Thanks again for your comments. Here is a summary of our responses since 
yesterday.

Garrett D'Amore wrote:
> Ivek Szczesniak wrote:
>> The stdio implementation in libc is among the slowest stdio
>> versions out there. If you want to archive better performance you
>> should use the stdio implementation in libast or use mmap(2).
> This is an interesting implementation suggestion, but is outside the 
> scope of PSARC because it does not affect the interfaces
> being proposed.

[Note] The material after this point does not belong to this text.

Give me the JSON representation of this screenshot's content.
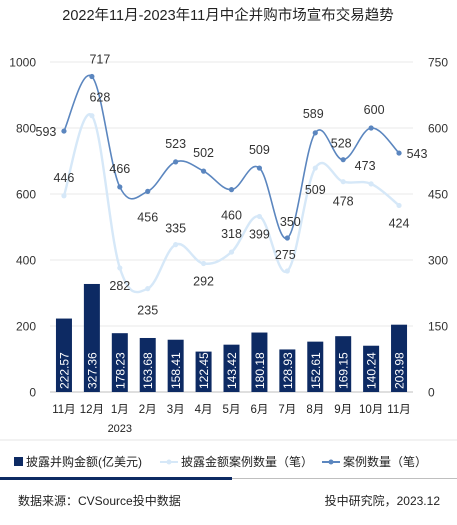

We did achieve quite a speedup over the old method. 
> We'll take another look.
>
> Using libast might well incur extra PSARC oversight -- are the libast 
> interfaces public?  Consolidation private?  If they are *project 
> private* then you'll need to get a contract for them.  Using mmap() 
> would be free of those issues, and is likely to be the fastest without 
> imposing any new interdependencies.
Jonathan Adams wrote (same thread):
> Without knowing about this project, yesterday I prototyped a simple change
> which buffered input and output from savecore(), and it achieved a 2.5x 
> speedup
> on an pessimal setup (/var/crash on UFS, dump device on the same disk).
>
> I'm codereviewing this wad, so I'll talk to the developer about this.
>
> I agree that this doesn't seem architectural to me.
Roland Mainz wrote (same thread):
> Erm... I think it shouldn't be a problem to make the |malloc()| and
> <stdio> parts of libast "consolidation private" for use within OS/Net
> (e.g. this are the most stable APIs of libast and very unlikely to
> change) ...
>
> ... question is: How do I do that ?
>   
After this, thread becomes a discussion about libasm. This project does 
not use libasm. Since it is still an uncommitted interface, it is 
unlikely that we would choose to use it right now.


Brian Ruthven wrote:
> Will vmdump.X be removed automatically after executing the 
> uncompression step?
No, it is not removed.  One reason is that vmdump.X files may be copied 
from some remote system (or accessed remotely) and then uncompressed 
into a temp directory. There are many different usage scenarios, and so 
it seems wiser to leave the choice to the user. The user can always do 
an "rm", with permissions.

Discussed this with Brian, and he agrees that *not* automatically 
removing the file is the right behavior.